Wall Street Recalibrates
Following the earnings report, analysts issued a mixed bag of price target adjustments that tells you everything about the current uncertainty:
- DA Davidson analyst Tom White maintained a Buy rating and raised his price target from $102 to $108.
- BMO Capital analyst Brian Pitz maintained an Outperform rating but lowered his target from $113 to $106.
- Guggenheim analyst Taylor Manley maintained a Buy rating but cut his target from $140 to $135.
- Wells Fargo analyst Ken Gawrelski maintained an Overweight rating but reduced his target from $125 to $120.
- Cantor Fitzgerald analyst Deepak Mathivanan maintained an Overweight rating and raised his target from $107 to $108.

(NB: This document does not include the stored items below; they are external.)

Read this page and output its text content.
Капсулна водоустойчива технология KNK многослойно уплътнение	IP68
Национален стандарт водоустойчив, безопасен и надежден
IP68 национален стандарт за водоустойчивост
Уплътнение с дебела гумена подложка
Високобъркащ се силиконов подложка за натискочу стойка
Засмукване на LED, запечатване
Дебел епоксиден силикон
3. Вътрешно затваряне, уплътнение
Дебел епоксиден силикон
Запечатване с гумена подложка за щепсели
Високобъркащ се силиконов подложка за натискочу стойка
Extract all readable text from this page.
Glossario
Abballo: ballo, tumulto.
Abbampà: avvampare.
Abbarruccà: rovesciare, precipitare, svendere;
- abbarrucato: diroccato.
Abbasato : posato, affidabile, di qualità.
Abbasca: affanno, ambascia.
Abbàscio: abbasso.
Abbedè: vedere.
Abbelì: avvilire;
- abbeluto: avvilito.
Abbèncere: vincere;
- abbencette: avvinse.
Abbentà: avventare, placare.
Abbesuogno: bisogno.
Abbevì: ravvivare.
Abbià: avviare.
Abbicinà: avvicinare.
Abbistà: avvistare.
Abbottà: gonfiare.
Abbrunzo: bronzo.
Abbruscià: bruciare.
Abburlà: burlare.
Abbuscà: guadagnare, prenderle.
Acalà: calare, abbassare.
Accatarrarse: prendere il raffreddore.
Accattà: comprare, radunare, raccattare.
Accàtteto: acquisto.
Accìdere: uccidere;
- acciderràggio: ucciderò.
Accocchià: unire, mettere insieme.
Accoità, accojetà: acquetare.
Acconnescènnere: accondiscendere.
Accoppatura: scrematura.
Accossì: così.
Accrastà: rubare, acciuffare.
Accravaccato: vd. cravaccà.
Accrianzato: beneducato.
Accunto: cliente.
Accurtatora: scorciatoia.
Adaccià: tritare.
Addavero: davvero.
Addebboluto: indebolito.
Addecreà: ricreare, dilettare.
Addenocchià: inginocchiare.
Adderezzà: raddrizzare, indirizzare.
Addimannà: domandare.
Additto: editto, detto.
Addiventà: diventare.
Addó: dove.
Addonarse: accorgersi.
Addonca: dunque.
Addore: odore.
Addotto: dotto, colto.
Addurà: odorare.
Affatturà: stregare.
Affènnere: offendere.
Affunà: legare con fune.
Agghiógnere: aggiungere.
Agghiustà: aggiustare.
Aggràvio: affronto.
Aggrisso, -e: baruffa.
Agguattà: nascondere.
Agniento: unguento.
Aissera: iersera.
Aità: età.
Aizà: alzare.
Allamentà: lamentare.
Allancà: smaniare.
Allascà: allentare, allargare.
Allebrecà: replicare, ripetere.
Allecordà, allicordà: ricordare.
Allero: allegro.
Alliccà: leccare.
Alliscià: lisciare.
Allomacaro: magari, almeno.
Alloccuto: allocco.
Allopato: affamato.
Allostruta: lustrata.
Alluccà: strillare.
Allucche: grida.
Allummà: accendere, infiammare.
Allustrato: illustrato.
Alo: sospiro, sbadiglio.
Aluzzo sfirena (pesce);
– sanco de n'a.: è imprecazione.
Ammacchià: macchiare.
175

Reading The Technical Tea Leaves
The stock is trading within its 52-week range of $59.33 to $101.99, reflecting the significant volatility that's characterized its performance over the past year. Despite the recent pullback, Uber remains up 29.8% year-to-date, indicating strong underlying demand and sustained investor interest.
From a technical perspective, the picture gets more interesting. Uber is currently trading approximately 13.7% below its 50-day moving average of $95.02 and about 5.6% below its 200-day moving average of $86.80. The Relative Strength Index stands at 27.04, which puts the stock firmly in oversold territory. That could signal a potential rebound if buying interest returns.
Resistance sits at $92.92, aligning closely with the 50-day moving average and creating a significant barrier for upward momentum. If the stock manages to break through that level, it could open the door for a more sustained recovery toward recent highs.
How Uber Stacks Up
Within the ride-sharing and delivery market, Uber remains one of the largest players with a market cap of $173.21 billion, significantly outpacing competitors like Lyft and DoorDash. This positioning underscores the company's substantial market presence and potential for growth, even amid current price fluctuations.
Given the current setup, traders should watch for a potential reversal as the stock approaches the 50-day moving average, which could act as a pivotal point for a bounce back. A sustained move above the resistance level of $92.92 could signal renewed bullish sentiment and a shift in momentum for Uber shares.
UBER Price Action: At the time of writing, Uber shares are trading 0.09% lower at $83.06.